The overall structure is odd and jumbled with a lot of repetition, and does not feel like something that either a good or bad writer would have ended up with. So many different sections, sidebars, headings, figures, and most are just a restatement of whatever thing is above them.
Thanks for the second opinion. I'm still really bad at detecting this stuff, but given the relatively little substance in the actual text it felt appropriate to note. I'm on lobsters to read about people's work, not machines'.
First "troll" flag for me, thanks folks!
https://medium.com/@senaevren95/the-future-of-ethical-sustainable-law-a-path-forward-921f6e50beeb
I get "Error 410: User deactivated or deleted their account."
The author got called out on Hacker News for posting AI comments; so it's likely that is at least a significant AI-hand in the work.
It reads very much like either AI output or heavy editing by AI to me. Especially the What to do about all of this section of the piece.
This all seems like speculation until an actual copyright case makes its way through the US courts to establish some degree of precedent. The cases cited are just copyright infringement lawsuits regarding training but not whether a person or company can assert (and then defend) their copyright on an LLM-generated artistic work.
Yeah. Unfortunately, speculation is all we have until a case sets a firm precedent, the copyright office gives clearer guidance, or legislative bodies decide to codify the rules.
My guess is that things are going to remain murky for quite a while before a case that provides clear answers makes its way through the courts. My further guess is that whatever rules emerge through SCOTUS and such will favor liberal copyright washing (e.g., it's OK to vibe code a new codebase using different licensing than an original FOSS codebase) and that corporations can copyright AI-assisted creations with the bare minimum of human interaction. That's not how I'd rule things, but that will favor the bulk of existing practice and continue U.S. courts' traditions of favoring corporations.
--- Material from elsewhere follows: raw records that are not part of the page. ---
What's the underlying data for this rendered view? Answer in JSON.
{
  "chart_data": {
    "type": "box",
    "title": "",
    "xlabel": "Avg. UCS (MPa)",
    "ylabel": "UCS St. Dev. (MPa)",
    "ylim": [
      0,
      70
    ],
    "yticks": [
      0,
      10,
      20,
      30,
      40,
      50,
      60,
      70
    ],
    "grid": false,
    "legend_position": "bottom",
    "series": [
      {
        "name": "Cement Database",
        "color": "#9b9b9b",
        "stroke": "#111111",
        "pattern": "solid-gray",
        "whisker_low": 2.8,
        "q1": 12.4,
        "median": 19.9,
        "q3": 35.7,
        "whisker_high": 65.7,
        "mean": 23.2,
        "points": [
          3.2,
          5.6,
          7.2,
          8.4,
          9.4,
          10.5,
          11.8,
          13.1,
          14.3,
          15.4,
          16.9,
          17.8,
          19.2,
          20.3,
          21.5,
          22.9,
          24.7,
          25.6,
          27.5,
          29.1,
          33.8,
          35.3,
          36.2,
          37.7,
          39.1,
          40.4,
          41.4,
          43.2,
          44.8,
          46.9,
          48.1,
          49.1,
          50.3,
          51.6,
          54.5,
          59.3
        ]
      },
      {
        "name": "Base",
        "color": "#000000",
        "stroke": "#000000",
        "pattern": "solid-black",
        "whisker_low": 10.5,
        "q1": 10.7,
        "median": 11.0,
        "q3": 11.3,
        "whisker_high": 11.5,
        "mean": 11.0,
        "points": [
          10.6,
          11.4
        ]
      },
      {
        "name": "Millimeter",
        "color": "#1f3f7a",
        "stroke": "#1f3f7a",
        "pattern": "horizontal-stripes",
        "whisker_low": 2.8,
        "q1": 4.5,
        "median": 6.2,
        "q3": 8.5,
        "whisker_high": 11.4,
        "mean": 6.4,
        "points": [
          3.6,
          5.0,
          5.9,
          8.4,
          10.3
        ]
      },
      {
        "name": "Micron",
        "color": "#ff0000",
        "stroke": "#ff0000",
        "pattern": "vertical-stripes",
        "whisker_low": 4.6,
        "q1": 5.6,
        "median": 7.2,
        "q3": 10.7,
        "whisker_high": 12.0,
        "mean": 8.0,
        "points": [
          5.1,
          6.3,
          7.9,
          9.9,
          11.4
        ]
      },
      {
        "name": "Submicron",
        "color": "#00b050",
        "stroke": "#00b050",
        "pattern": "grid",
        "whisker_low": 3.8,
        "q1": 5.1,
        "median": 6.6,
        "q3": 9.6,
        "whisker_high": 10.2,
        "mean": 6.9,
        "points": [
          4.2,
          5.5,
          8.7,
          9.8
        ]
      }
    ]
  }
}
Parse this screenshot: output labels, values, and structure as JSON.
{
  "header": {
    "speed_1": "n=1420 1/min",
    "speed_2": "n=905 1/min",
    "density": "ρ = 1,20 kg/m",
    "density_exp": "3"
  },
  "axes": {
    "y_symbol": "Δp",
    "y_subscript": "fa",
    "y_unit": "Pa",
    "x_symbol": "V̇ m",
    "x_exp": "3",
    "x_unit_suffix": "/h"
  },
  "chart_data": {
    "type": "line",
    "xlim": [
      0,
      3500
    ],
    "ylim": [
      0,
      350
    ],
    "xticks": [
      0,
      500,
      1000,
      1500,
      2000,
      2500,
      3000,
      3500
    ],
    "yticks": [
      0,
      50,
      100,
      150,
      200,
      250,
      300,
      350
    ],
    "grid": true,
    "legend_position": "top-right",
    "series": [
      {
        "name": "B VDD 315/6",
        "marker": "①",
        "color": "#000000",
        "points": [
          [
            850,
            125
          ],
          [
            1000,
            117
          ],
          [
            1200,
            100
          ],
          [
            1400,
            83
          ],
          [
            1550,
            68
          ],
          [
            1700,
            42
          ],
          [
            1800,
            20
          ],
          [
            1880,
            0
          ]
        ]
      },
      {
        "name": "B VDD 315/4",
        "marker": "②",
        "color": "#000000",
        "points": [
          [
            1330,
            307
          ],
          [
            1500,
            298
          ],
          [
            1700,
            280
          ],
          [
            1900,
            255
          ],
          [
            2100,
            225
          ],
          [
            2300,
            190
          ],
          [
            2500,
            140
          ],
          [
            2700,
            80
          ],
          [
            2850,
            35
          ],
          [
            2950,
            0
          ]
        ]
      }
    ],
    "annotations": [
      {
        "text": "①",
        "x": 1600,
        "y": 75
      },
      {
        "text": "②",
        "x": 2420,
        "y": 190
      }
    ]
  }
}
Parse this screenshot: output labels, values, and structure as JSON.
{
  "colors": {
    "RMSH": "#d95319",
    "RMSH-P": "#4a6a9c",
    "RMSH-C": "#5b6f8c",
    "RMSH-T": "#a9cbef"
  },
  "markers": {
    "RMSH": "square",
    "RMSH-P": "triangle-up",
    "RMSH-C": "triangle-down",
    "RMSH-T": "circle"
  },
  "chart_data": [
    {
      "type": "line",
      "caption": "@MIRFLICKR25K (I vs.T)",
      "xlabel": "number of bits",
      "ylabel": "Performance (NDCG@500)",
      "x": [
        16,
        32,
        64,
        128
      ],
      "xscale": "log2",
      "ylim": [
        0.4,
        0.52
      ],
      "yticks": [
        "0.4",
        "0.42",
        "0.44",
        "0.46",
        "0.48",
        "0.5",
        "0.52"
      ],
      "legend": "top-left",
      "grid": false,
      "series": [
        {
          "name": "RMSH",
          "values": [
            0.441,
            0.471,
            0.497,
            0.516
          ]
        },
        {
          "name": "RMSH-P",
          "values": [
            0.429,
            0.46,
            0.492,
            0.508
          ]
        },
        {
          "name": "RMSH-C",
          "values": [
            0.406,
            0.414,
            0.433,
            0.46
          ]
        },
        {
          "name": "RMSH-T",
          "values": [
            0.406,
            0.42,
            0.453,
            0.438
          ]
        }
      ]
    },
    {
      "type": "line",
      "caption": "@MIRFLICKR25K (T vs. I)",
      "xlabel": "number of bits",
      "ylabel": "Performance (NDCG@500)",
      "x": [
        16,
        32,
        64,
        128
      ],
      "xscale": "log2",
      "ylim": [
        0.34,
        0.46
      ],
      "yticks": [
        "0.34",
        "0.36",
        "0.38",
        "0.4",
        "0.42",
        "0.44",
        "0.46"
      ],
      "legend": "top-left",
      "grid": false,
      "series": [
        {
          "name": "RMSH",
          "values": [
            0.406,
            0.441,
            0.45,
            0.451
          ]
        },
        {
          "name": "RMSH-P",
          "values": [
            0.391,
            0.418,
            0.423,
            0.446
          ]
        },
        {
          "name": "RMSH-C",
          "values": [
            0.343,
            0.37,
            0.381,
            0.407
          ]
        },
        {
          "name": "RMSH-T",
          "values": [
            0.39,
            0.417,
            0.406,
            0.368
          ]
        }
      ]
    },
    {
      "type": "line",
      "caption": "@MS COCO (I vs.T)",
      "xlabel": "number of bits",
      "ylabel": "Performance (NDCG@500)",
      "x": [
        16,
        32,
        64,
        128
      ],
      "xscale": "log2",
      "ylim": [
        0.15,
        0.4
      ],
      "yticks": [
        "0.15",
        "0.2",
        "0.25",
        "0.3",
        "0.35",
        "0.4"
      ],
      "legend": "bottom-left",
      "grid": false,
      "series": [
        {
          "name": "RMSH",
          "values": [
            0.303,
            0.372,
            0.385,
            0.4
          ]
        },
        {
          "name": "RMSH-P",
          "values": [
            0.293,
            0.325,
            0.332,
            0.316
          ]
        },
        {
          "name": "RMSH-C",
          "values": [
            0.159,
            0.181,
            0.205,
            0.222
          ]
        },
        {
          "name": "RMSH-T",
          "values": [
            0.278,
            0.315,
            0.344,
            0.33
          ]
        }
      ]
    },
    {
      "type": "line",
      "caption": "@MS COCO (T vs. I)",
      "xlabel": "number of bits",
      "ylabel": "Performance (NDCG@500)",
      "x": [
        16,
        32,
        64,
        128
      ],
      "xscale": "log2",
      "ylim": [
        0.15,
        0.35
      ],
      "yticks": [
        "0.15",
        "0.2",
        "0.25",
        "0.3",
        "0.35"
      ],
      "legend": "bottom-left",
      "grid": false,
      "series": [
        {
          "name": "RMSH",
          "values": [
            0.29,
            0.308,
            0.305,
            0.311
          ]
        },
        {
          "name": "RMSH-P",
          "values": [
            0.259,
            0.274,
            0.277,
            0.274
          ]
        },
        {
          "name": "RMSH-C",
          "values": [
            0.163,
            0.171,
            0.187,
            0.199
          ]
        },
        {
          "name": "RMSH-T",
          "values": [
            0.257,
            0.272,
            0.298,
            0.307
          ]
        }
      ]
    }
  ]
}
The article pushes the dogma that the GPL is the only enforceable copyright licence. If AI generated code contains large excerpts from BSD or other non-GPL licenced code, then you don't have to obey the copyright licence, but if generated code contains GPL licenced code, then you do have to obey the copyright licence. I don't think copyright law works that way.
They also cite the January 2025 decision of the U.S. Copyright Office. I don't interpret that ruling as indicating that the original authors of the code lose their copyright after their code is AI-washed. All I see that is AI-washed code cannot be recopyrighted by a different author.
Pedantic but important point: "copyright" is not a verb, especially after the registration requirement was removed. It's a noun, a right to copy, which you can have or not. You don't get to choose whether you have it, or do something to get it; the circumstances of authorship control whether you have it.
The outcomes are basically:
And there are different arguments that somewhat interact:
That's not one argument, it's a menu of arguments, and so far we don't seem to have picked a path through them.
(reworded for clarification)
"copyright" is not a verb
Merriam Webster disagrees.
copyright (verb) copyrighted; copyrighting; copyrights transitive verb
: to secure a copyright on
He has copyrighted all of his plays.
Apologies to Mr. Webster, but legally speaking, that's not how it works. Registering a copyright is a thing you can do. But copyright just happens as soon as you reduce the work to tangible form.
Anyone tried the FOSSA tool which is recommended there? Does it say anything useful about dependency security issues?